Cherokee Phoenix

From the Political Register

Published July, 20, 1833

Page 2 Column 3b

From the Political Register


Most persons will find no little difficulty in rightly comprehending the nature of our President's principles.- They vary just as occasion suits. He has one set for South Carolina and the North, and another for Georgia. One set for his friends and the other for those he thinks his enemies. In North Carolina he will execute the laws and treaties, and act in conformity to the decision of the Supreme Court because the people wish it, in South Carolina he will do the same, because the people do not wish it; and, in Georgia he will not do it, because the people do not wish it, and he has an object in making friends in Georgia.

It would thus seem, that a law of Congress and a treaty with the Indians is a law and treaty in North Carolina, but it is none in Georgia. The Government is bound to execute them in North Carolina, but it is not bound to do in Georgia, because Georgia has nullified the law, and says that neither law nor treaty shall be executed.

When Georgia nullities both law and treaties, and says they shall not be executed, because they violate her right and sovereignty, we hear nothing from General Jackson of his imperative duty to execute the law. He is then a state rights man. Georgia has the right to decide upon the constitutionality of the laws, and she has decided the laws to be unconstitutional, he, the President, has no right to contravene her decision. But, when South Carolina does the same, how quick his blood is up! He is all for war and slaughter, and the imperative calls of duty cannot be resisted! Verily we have a most consistent President!

We are led to make these remarks by a perusal of a correspondence published in the journals, between Gov. Lumpkin and the War Department, published yesterday. It appears that the War Department, through the Commissioner of Indian affairs, writes to the Cherokees that 'a military force will be sent to keep off intruders' on the public Cherokee lands. The Department, probably having in its eye the proclamation and the bloody bill, takes for granted that the principles there avowed and embraced are the principles of the Administration, very naturally, and as a matter of course, sends the letter of the fourteenth of March, and, we presume, orders on the military to carry them into execution.

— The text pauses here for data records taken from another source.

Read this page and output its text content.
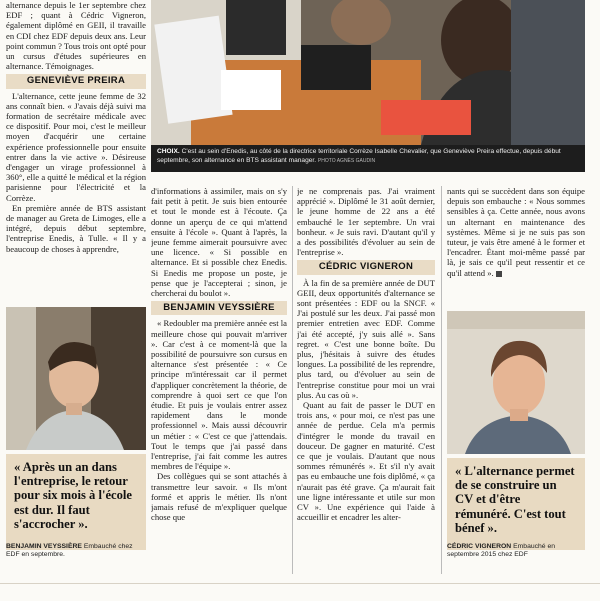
alternance depuis le 1er septembre chez EDF ; quant à Cédric Vigneron, également diplômé en GEII, il travaille en CDI chez EDF depuis deux ans. Leur point commun ? Tous trois ont opté pour un cursus d'études supérieures en alternance. Témoignages.

GENEVIÈVE PREIRA

L'alternance, cette jeune femme de 32 ans connaît bien. « J'avais déjà suivi ma formation de secrétaire médicale avec ce dispositif. Pour moi, c'est le meilleur moyen d'acquérir une certaine expérience professionnelle pour ensuite entrer dans la vie active ». Désireuse d'engager un virage professionnel à 360°, elle a quitté le médical et la région parisienne pour l'électricité et la Corrèze.

En première année de BTS assistant de manager au Greta de Limoges, elle a intégré, depuis début septembre, l'entreprise Enedis, à Tulle. « Il y a beaucoup de choses à apprendre,

« Après un an dans l'entreprise, le retour pour six mois à l'école est dur. Il faut s'accrocher ».
BENJAMIN VEYSSIÈRE Embauché chez EDF en septembre.
CHOIX. C'est au sein d'Enedis, au côté de la directrice territoriale Corrèze Isabelle Chevalier, que Geneviève Preira effectue, depuis début septembre, son alternance en BTS assistant manager. PHOTO AGNÈS GAUDIN

d'informations à assimiler, mais on s'y fait petit à petit. Je suis bien entourée et tout le monde est à l'écoute. Ça donne un aperçu de ce qui m'attend ensuite à l'école ». Quant à l'après, la jeune femme aimerait poursuivre avec une licence. « Si possible en alternance. Et si possible chez Enedis. Si Enedis me propose un poste, je pense que je l'accepterai ; sinon, je chercherai du boulot ».

BENJAMIN VEYSSIÈRE

« Redoubler ma première année est la meilleure chose qui pouvait m'arriver ». Car c'est à ce moment-là que la possibilité de poursuivre son cursus en alternance s'est présentée : « Ce principe m'intéressait car il permet d'appliquer concrètement la théorie, de comprendre à quoi sert ce que l'on étudie. Et puis je voulais entrer assez rapidement dans le monde professionnel ». Mais aussi découvrir un métier : « C'est ce que j'attendais. Tout le temps que j'ai passé dans l'entreprise, j'ai fait comme les autres membres de l'équipe ».

Des collègues qui se sont attachés à transmettre leur savoir. « Ils m'ont formé et appris le métier. Ils n'ont jamais refusé de m'expliquer quelque chose que

je ne comprenais pas. J'ai vraiment apprécié ». Diplômé le 31 août dernier, le jeune homme de 22 ans a été embauché le 1er septembre. Un vrai bonheur. « Je suis ravi. D'autant qu'il y a des possibilités d'évoluer au sein de l'entreprise ».

CÉDRIC VIGNERON

À la fin de sa première année de DUT GEII, deux opportunités d'alternance se sont présentées : EDF ou la SNCF. « J'ai postulé sur les deux. J'ai passé mon premier entretien avec EDF. Comme j'ai été accepté, j'y suis allé ». Sans regret. « C'est une bonne boîte. Du plus, j'hésitais à suivre des études longues. La possibilité de les reprendre, plus tard, ou d'évoluer au sein de l'entreprise constitue pour moi un vrai plus. Au cas où ».

Quant au fait de passer le DUT en trois ans, « pour moi, ce n'est pas une année de perdue. Cela m'a permis d'intégrer le monde du travail en douceur. De gagner en maturité. C'est ce que je voulais. D'autant que nous sommes rémunérés ». Et s'il n'y avait pas eu embauche une fois diplômé, « ça n'aurait pas été grave. Ça m'aurait fait une ligne intéressante et utile sur mon CV ». Une expérience qui l'aide à accueillir et encadrer les alter-

nants qui se succèdent dans son équipe depuis son embauche : « Nous sommes sensibles à ça. Cette année, nous avons un alternant en maintenance des systèmes. Même si je ne suis pas son tuteur, je vais être amené à le former et l'encadrer. Étant moi-même passé par là, je sais ce qu'il peut ressentir et ce qu'il attend ».

« L'alternance permet de se construire un CV et d'être rémunéré. C'est tout bénef ».
CÉDRIC VIGNERON Embauché en septembre 2015 chez EDF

But, between the fourteenth of March and the second of May a great change takes place in the view of things. The President and the Administration become re-converted to nullification. The proclamation and bloody bill are laid on the shelf quo ad hoc for Governor Lumpkin writes to the President how 'indiscreet' and 'imprudent' it was to tell the Cherokees that the laws should be executed, and calls upon the President indirectly, to make the amende honorable to the sovereignty of Georgia, and recall or explain away the indiscreet' and 'imprudent' letter from the War Department. Well! No sooner said than done. The explanation is given;- and what is it? Why, forsooth, the War Department and Mr. Commissioner Herring meant precisely the contrary of what the words used by Mr. Herring usually mean. When the Department said they would send the military to 'remove the intruders' they meant that they would send them 'not' to remove the intruders! Why send them then? We presume the order to the District Attorney is 'prosecute those who return,' are explained in the same way-that he is not to prosecute! What a pity that Mr. Commissioner Herring forgot that little adverb, 'not!'. Strange what a difference these little insignificant letters can make in an affair between two sovereignties! Peace or war, or, what is of still more importance, the Presidency of the United States, may depend upon their presence or absence.

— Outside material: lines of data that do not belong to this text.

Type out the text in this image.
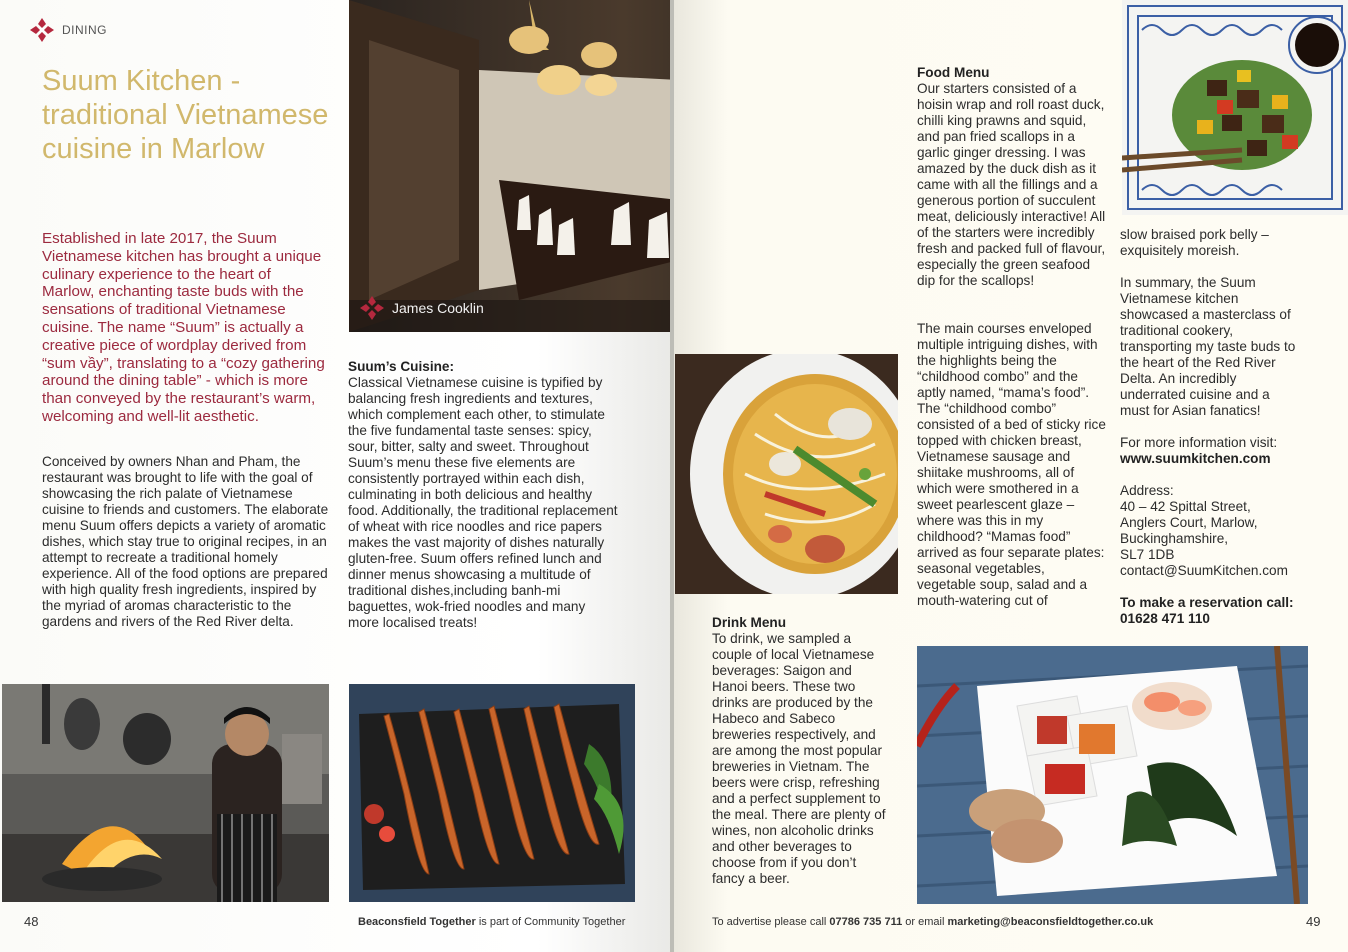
DINING
Suum Kitchen - traditional Vietnamese cuisine in Marlow
Established in late 2017, the Suum Vietnamese kitchen has brought a unique culinary experience to the heart of Marlow, enchanting taste buds with the sensations of traditional Vietnamese cuisine. The name “Suum” is actually a creative piece of wordplay derived from “sum vầy”, translating to a “cozy gathering around the dining table” - which is more than conveyed by the restaurant’s warm, welcoming and well-lit aesthetic.
Conceived by owners Nhan and Pham, the restaurant was brought to life with the goal of showcasing the rich palate of Vietnamese cuisine to friends and customers. The elaborate menu Suum offers depicts a variety of aromatic dishes, which stay true to original recipes, in an attempt to recreate a traditional homely experience. All of the food options are prepared with high quality fresh ingredients, inspired by the myriad of aromas characteristic to the gardens and rivers of the Red River delta.
James Cooklin
Suum’s Cuisine:
Classical Vietnamese cuisine is typified by balancing fresh ingredients and textures, which complement each other, to stimulate the five fundamental taste senses: spicy, sour, bitter, salty and sweet. Throughout Suum’s menu these five elements are consistently portrayed within each dish, culminating in both delicious and healthy food. Additionally, the traditional replacement of wheat with rice noodles and rice papers makes the vast majority of dishes naturally gluten-free. Suum offers refined lunch and dinner menus showcasing a multitude of traditional dishes,including banh-mi baguettes, wok-fried noodles and many more localised treats!
48	Beaconsfield Together is part of Community Together
Drink Menu
To drink, we sampled a couple of local Vietnamese beverages: Saigon and Hanoi beers. These two drinks are produced by the Habeco and Sabeco breweries respectively, and are among the most popular breweries in Vietnam. The beers were crisp, refreshing and a perfect supplement to the meal. There are plenty of wines, non alcoholic drinks and other beverages to choose from if you don’t fancy a beer.
Food Menu
Our starters consisted of a hoisin wrap and roll roast duck, chilli king prawns and squid, and pan fried scallops in a garlic ginger dressing. I was amazed by the duck dish as it came with all the fillings and a generous portion of succulent meat, deliciously interactive! All of the starters were incredibly fresh and packed full of flavour, especially the green seafood dip for the scallops!
The main courses enveloped multiple intriguing dishes, with the highlights being the “childhood combo” and the aptly named, “mama’s food”. The “childhood combo” consisted of a bed of sticky rice topped with chicken breast, Vietnamese sausage and shiitake mushrooms, all of which were smothered in a sweet pearlescent glaze – where was this in my childhood? “Mamas food” arrived as four separate plates: seasonal vegetables, vegetable soup, salad and a mouth-watering cut of
slow braised pork belly – exquisitely moreish.
In summary, the Suum Vietnamese kitchen showcased a masterclass of traditional cookery, transporting my taste buds to the heart of the Red River Delta. An incredibly underrated cuisine and a must for Asian fanatics!
For more information visit:
www.suumkitchen.com
Address:
40 – 42 Spittal Street,
Anglers Court, Marlow,
Buckinghamshire,
SL7 1DB
contact@SuumKitchen.com
To make a reservation call:
01628 471 110
To advertise please call 07786 735 711 or email marketing@beaconsfieldtogether.co.uk	49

We are glad, however, to find, that the State of Georgia, recurring to her sovereignty, has made the old hero back out of his proclamation and bloody bill-and Gov. Lumpkin may crow over the chieftain, and appropriate all his military and diplomatic honors to himself. We presume the Governor will leave with the present incumbent all those he gained in the Cherokee negotiation. He, however, ought to have been content with his victory, and not have required that the retraction and explanation should pass 'through' him to the Cherokees. A little delicacy to the conquered party would not be unbecoming in the conqueror.

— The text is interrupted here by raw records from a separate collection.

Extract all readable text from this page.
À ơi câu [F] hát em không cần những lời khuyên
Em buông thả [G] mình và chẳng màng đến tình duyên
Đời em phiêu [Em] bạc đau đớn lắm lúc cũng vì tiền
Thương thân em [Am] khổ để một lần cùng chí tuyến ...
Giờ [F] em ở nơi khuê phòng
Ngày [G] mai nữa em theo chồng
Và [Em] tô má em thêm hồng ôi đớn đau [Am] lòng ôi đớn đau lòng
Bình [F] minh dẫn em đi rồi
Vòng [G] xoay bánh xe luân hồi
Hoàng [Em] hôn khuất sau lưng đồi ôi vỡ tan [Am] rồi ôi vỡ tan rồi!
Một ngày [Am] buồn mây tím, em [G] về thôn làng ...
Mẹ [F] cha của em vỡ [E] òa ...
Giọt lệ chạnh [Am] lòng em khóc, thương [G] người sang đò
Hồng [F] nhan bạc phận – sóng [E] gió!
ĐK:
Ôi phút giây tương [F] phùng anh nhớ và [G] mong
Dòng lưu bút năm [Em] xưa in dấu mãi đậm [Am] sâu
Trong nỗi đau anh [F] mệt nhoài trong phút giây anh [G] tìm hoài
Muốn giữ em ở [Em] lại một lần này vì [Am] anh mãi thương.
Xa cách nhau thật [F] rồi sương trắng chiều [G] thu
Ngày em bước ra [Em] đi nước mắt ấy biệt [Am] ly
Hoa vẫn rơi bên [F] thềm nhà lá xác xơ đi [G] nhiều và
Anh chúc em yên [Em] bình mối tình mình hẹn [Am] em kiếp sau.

The Administration seems to have thought so too, and they would not take the Governor's hint. They made the explanation through the regular agents.

We suspect that the Cherokees will not be able to comprehend distinctly the nature of the protection which is to be granted to them, or how it should depend upon certain metes and bounds. They cannot, for example, comprehend why protection is offered against North Carolina, of whom they do not complain, and refused against Georgia, of whom they do. And still less will they be able to understand that, as soon as they have cause of complaint, against North Carolina, that at that moment the Government will recall its offer of protection, because then they will have no right to complain. In other words, as long as they have no cause of complaint they have a right to be protected; but as soon as they have cause, their right ceases!-Jackson-Van Buren moral and political metaphysics!

But it will be just as we said at first:-the bloody bill will sleep during the Cherokee controversy. Georgia will occupy the land, and extend her laws over the country, and the Cherokee Chiefs will get thrice the value of the land, and the United States will have to pay a few millions extra for the gratification of General Jackson's desire to crush South Carolina, and to get Georgia to vote for M. Van Buren.

We should like to see the letter to Col. Montgomery, of March 15, referred to by Commissioner Herring, in his letter to him of the first of May. How did the Colonel understand it? Did he construe it to mean what it did say or what it did not say? Was the little word

not put in or left out?

The accompanying remark of the Federal Union with the letters of Gov. Lumpkin, show conclusively that the whole manoeuvre is an electioneering one, for the benefit of the company.